FRED: You two never...

ADELE: No, no. Was he a flirt? Absolutely, but he never had much going on down there. Women or men. I think it was the brain tumor.

But...he wrote the most sensual music. You always said he wrote for dancers. There was nothing like it -- I miss it. Look at you now, though. I’d just be tripping over myself compared to you.

FRED: That’s not true.

ADELE: I never wanted it like you did.

8 FRED: That’s not true either.

ADELE: It was strange, a brother and sister dancing together.

FRED: Not when we did it.

ADELE: No, it was. Now people can fantasize about you without feeling odd.

How is...

FRED: She’s well.

ADELE: You two look gorgeous on screen. She’s beautiful.

FRED: That’s what they say.

ADELE: Aren’t you happy?

FRED: Sure.

ADELE: Oh Fred, don’t let me find out you’ve been some kind of monster to her.

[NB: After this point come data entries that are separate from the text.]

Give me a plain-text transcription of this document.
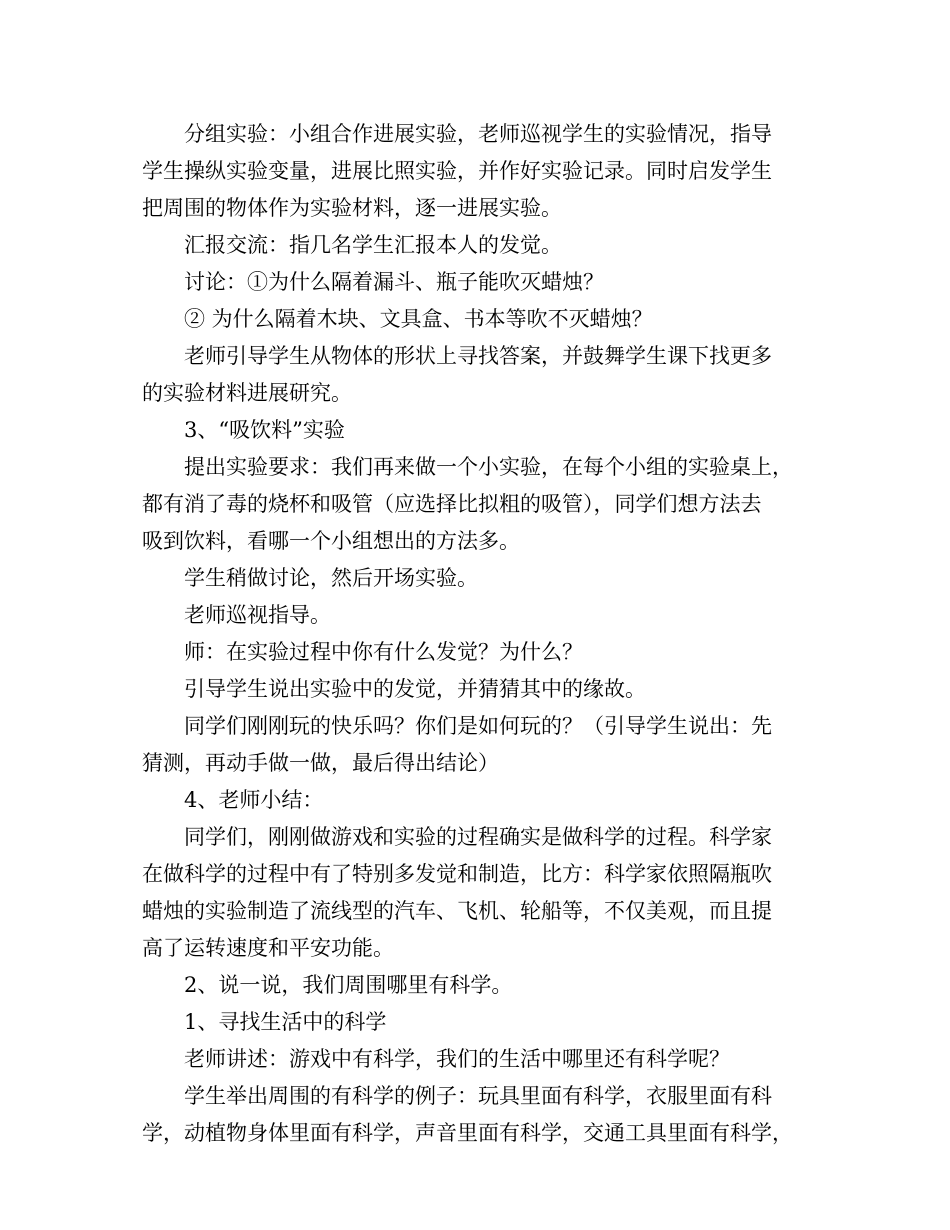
分组实验：小组合作进展实验，老师巡视学生的实验情况，指导
学生操纵实验变量，进展比照实验，并作好实验记录。同时启发学生
把周围的物体作为实验材料，逐一进展实验。
汇报交流：指几名学生汇报本人的发觉。
讨论：①为什么隔着漏斗、瓶子能吹灭蜡烛？
② 为什么隔着木块、文具盒、书本等吹不灭蜡烛？
老师引导学生从物体的形状上寻找答案，并鼓舞学生课下找更多
的实验材料进展研究。
3、“吸饮料”实验
提出实验要求：我们再来做一个小实验，在每个小组的实验桌上，
都有消了毒的烧杯和吸管（应选择比拟粗的吸管），同学们想方法去
吸到饮料，看哪一个小组想出的方法多。
学生稍做讨论，然后开场实验。
老师巡视指导。
师：在实验过程中你有什么发觉？为什么？
引导学生说出实验中的发觉，并猜猜其中的缘故。
同学们刚刚玩的快乐吗？你们是如何玩的？（引导学生说出：先
猜测，再动手做一做，最后得出结论）
4、老师小结：
同学们，刚刚做游戏和实验的过程确实是做科学的过程。科学家
在做科学的过程中有了特别多发觉和制造，比方：科学家依照隔瓶吹
蜡烛的实验制造了流线型的汽车、飞机、轮船等，不仅美观，而且提
高了运转速度和平安功能。
2、说一说，我们周围哪里有科学。
1、寻找生活中的科学
老师讲述：游戏中有科学，我们的生活中哪里还有科学呢？
学生举出周围的有科学的例子：玩具里面有科学，衣服里面有科
学，动植物身体里面有科学，声音里面有科学，交通工具里面有科学，
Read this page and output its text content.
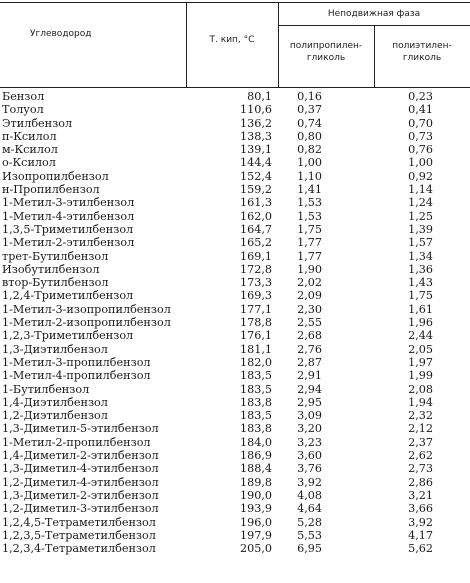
Углеводород
Т. кип, °С
Неподвижная фаза
полипропилен-
гликоль
полиэтилен-
гликоль
Бензол	80,1	0,16	0,23
Толуол	110,6	0,37	0,41
Этилбензол	136,2	0,74	0,70
п-Ксилол	138,3	0,80	0,73
м-Ксилол	139,1	0,82	0,76
о-Ксилол	144,4	1,00	1,00
Изопропилбензол	152,4	1,10	0,92
н-Пропилбензол	159,2	1,41	1,14
1-Метил-3-этилбензол	161,3	1,53	1,24
1-Метил-4-этилбензол	162,0	1,53	1,25
1,3,5-Триметилбензол	164,7	1,75	1,39
1-Метил-2-этилбензол	165,2	1,77	1,57
трет-Бутилбензол	169,1	1,77	1,34
Изобутилбензол	172,8	1,90	1,36
втор-Бутилбензол	173,3	2,02	1,43
1,2,4-Триметилбензол	169,3	2,09	1,75
1-Метил-3-изопропилбензол	177,1	2,30	1,61
1-Метил-2-изопропилбензол	178,8	2,55	1,96
1,2,3-Триметилбензол	176,1	2,68	2,44
1,3-Диэтилбензол	181,1	2,76	2,05
1-Метил-3-пропилбензол	182,0	2,87	1,97
1-Метил-4-пропилбензол	183,5	2,91	1,99
1-Бутилбензол	183,5	2,94	2,08
1,4-Диэтилбензол	183,8	2,95	1,94
1,2-Диэтилбензол	183,5	3,09	2,32
1,3-Диметил-5-этилбензол	183,8	3,20	2,12
1-Метил-2-пропилбензол	184,0	3,23	2,37
1,4-Диметил-2-этилбензол	186,9	3,60	2,62
1,3-Диметил-4-этилбензол	188,4	3,76	2,73
1,2-Диметил-4-этилбензол	189,8	3,92	2,86
1,3-Диметил-2-этилбензол	190,0	4,08	3,21
1,2-Диметил-3-этилбензол	193,9	4,64	3,66
1,2,4,5-Тетраметилбензол	196,0	5,28	3,92
1,2,3,5-Тетраметилбензол	197,9	5,53	4,17
1,2,3,4-Тетраметилбензол	205,0	6,95	5,62
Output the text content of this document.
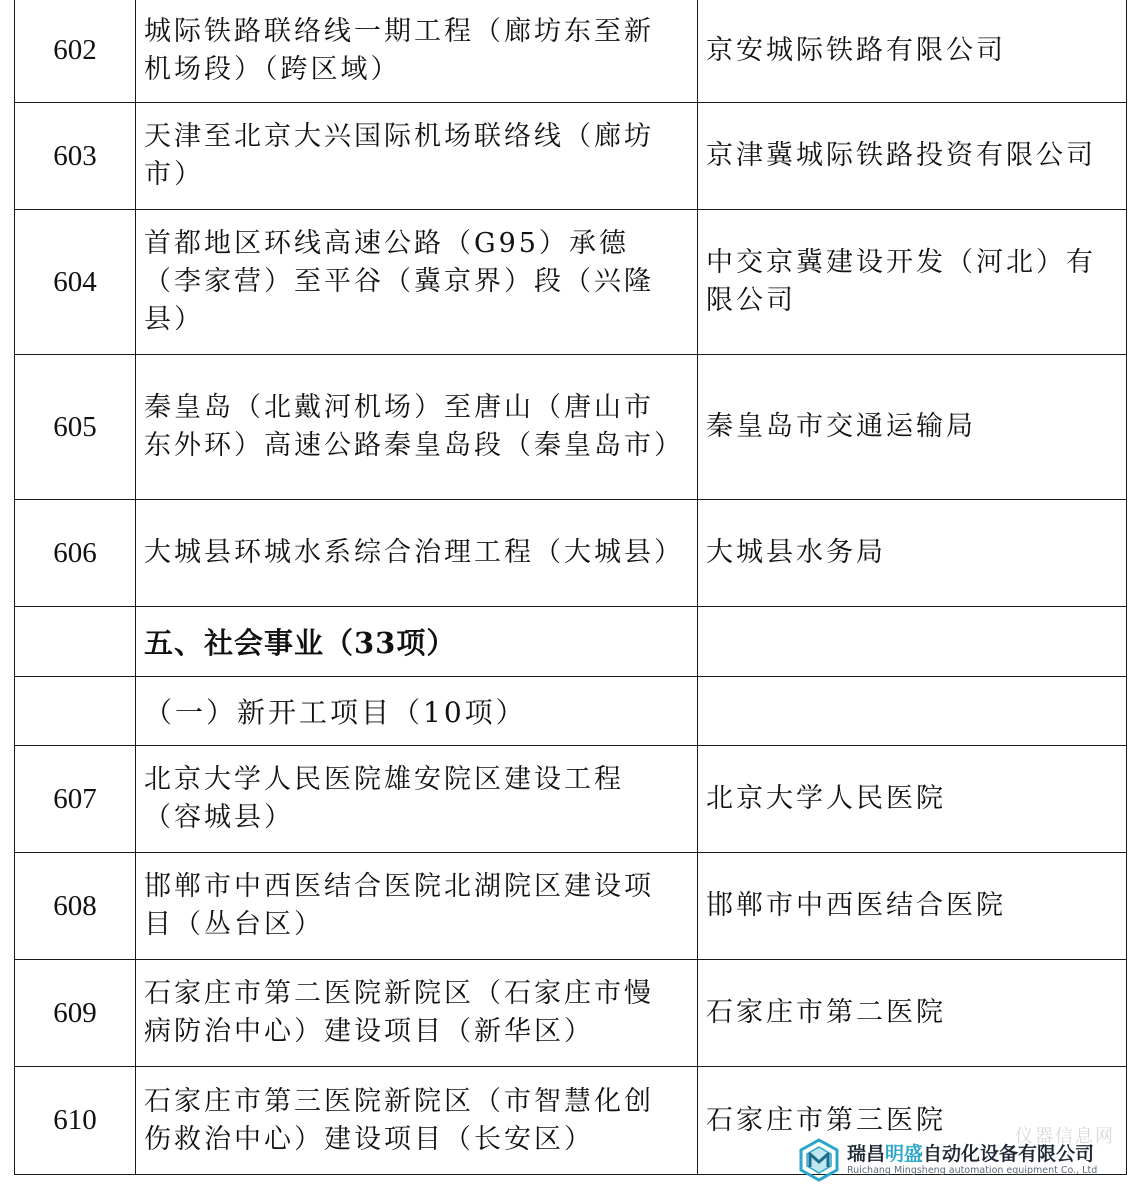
602	城际铁路联络线一期工程（廊坊东至新机场段）（跨区域）	京安城际铁路有限公司
603	天津至北京大兴国际机场联络线（廊坊市）	京津冀城际铁路投资有限公司
604	首都地区环线高速公路（G95）承德（李家营）至平谷（冀京界）段（兴隆县）	中交京冀建设开发（河北）有限公司
605	秦皇岛（北戴河机场）至唐山（唐山市东外环）高速公路秦皇岛段（秦皇岛市）	秦皇岛市交通运输局
606	大城县环城水系综合治理工程（大城县）	大城县水务局
	五、社会事业（33项）	
	（一）新开工项目（10项）	
607	北京大学人民医院雄安院区建设工程（容城县）	北京大学人民医院
608	邯郸市中西医结合医院北湖院区建设项目（丛台区）	邯郸市中西医结合医院
609	石家庄市第二医院新院区（石家庄市慢病防治中心）建设项目（新华区）	石家庄市第二医院
610	石家庄市第三医院新院区（市智慧化创伤救治中心）建设项目（长安区）	石家庄市第三医院
仪器信息网
瑞昌明盛自动化设备有限公司
Ruichang Mingsheng automation equipment Co., Ltd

FRED: Why would you say that?

ADELE: Just be patient, be a good partner/

FRED: I don’t have to be patient, she works hard. She works very hard.

ADELE: Good. (Pause) That’s good.

FRED: Do you really miss it?

ADELE: Of course.

FRED: Then why don’t you come back?

ADELE: It wouldn’t be the same.

(Pause. Slowly, the first five notes of “Fascinating Rhythm” play. They look at each other, but do not move.